The IC constraint solver has some optional components which provide so-called global constraints. These are high-level constraints that tend to provide more global reasoning than the constraints in the main IC library. These optional components are contained in the ic_global, ic_cumulative, ic_edge_finder and ic_edge_finder3 libraries. The ic_global library provides a collection of general global constraints, while the others provide constraints for resource-constrained scheduling.
To use these global constraints, load the relevant optional library or libraries using directives in one of these forms:
:- lib(ic_global). :- use_module(library(ic_global)). |
Specify this at the beginning of your program.
Note that some of these libraries provide alternate implementations of predicates which also appear in other libraries. For example, the alldifferent/1 constraint is provided by both the standard ic library and the ic_global library. This means that if you wish to use it, you must use the relevant module qualifier to specify which one you want: ic:alldifferent/1 or ic_global:alldifferent/1.
The alldifferent(List) predicate imposes the constraint on the elements of List that they all take different values. The standard alldifferent/1 predicate from the IC library provides a level of propagation equivalent to imposing pairwise #\=/2 constraints (though it does it more efficiently than that). This means that no propagation is performed until elements of the list start being made ground. This is despite the fact that there may be “obvious” inferences which could be made.

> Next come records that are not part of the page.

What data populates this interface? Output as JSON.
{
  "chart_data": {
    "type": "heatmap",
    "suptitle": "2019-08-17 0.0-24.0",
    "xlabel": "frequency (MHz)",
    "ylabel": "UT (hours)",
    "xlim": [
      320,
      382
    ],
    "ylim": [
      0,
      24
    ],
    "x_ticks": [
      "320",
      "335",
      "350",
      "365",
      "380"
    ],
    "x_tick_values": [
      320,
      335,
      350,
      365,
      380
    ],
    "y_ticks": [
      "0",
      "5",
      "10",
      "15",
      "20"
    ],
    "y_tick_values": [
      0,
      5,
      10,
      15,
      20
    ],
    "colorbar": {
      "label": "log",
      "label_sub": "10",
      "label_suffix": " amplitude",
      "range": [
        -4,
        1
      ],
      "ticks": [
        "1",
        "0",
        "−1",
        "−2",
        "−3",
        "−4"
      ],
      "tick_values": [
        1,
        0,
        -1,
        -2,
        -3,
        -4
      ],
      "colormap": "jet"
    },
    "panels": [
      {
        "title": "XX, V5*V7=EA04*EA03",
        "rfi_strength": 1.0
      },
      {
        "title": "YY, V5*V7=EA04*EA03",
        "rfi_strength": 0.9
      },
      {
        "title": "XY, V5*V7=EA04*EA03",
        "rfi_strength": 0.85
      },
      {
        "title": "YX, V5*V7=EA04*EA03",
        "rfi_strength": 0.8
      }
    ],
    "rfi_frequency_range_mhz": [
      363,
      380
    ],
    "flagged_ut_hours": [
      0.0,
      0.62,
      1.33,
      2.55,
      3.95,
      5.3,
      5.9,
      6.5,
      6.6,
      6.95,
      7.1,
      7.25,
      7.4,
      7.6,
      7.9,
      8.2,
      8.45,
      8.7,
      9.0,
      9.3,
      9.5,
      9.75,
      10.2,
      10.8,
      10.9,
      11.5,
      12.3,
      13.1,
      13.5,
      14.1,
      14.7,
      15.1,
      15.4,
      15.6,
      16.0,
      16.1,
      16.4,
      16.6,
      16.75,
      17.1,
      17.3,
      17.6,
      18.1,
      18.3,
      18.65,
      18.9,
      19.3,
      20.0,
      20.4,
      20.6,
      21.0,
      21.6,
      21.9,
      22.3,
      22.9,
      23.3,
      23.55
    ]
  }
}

Consider as an example the case of 5 variables with domains 1..4. Clearly the 5 variables cannot all be given different values, since there are only 4 distinct values available. However, the standard alldifferent/1 constraint cannot determine this:
?- L = [X1, X2, X3, X4, X5], L :: 1 .. 4, ic:alldifferent(L). X1 = X1{1 .. 4} X2 = X2{1 .. 4} X3 = X3{1 .. 4} X4 = X4{1 .. 4} X5 = X5{1 .. 4} L = [X1{1 .. 4}, X2{1 .. 4}, X3{1 .. 4}, X4{1 .. 4}, X5{1 .. 4}] There are 5 delayed goals. Yes
Consider another example where three of the variables have domain 1..3. Clearly, if all the variables are to be different, then no other variable can take a value in the range 1..3, since each of those values must be assigned to one of the original three variables. Again, the standard alldifferent/1 constraint cannot determine this:
?- [X1, X2, X3] :: 1 .. 3, [X4, X5] :: 1 .. 5, ic:alldifferent([X1, X2, X3, X4, X5]). X1 = X1{1 .. 3} X2 = X2{1 .. 3} X3 = X3{1 .. 3} X4 = X4{1 .. 5} X5 = X5{1 .. 5} There are 5 delayed goals. Yes
On the other hand, ic_global’s alldifferent/1 constraint performs some stronger, more global reasoning, and for both of the above examples makes the appropriate inference:
?- L = [X1, X2, X3, X4, X5], L :: 1 .. 4, ic_global:alldifferent(L). No ?- [X1, X2, X3] :: 1 .. 3, [X4, X5] :: 1 .. 5, ic_global:alldifferent([X1, X2, X3, X4, X5]). X1 = X1{1 .. 3} X2 = X2{1 .. 3} X3 = X3{1 .. 3} X4 = X4{[4, 5]} X5 = X5{[4, 5]} There are 2 delayed goals. Yes
Of course, there is a trade-off here: the stronger version of the constraint takes longer to perform its propagation. Which version is best depends on the nature of the problem being solved.
In a similar vein, the ic_cumulative, ic_edge_finder and ic_edge_finder3 libraries provide increasingly strong versions of constraints such as cumulative/4, but with increasing cost to do their propagation (linear, quadratic and cubic, respectively).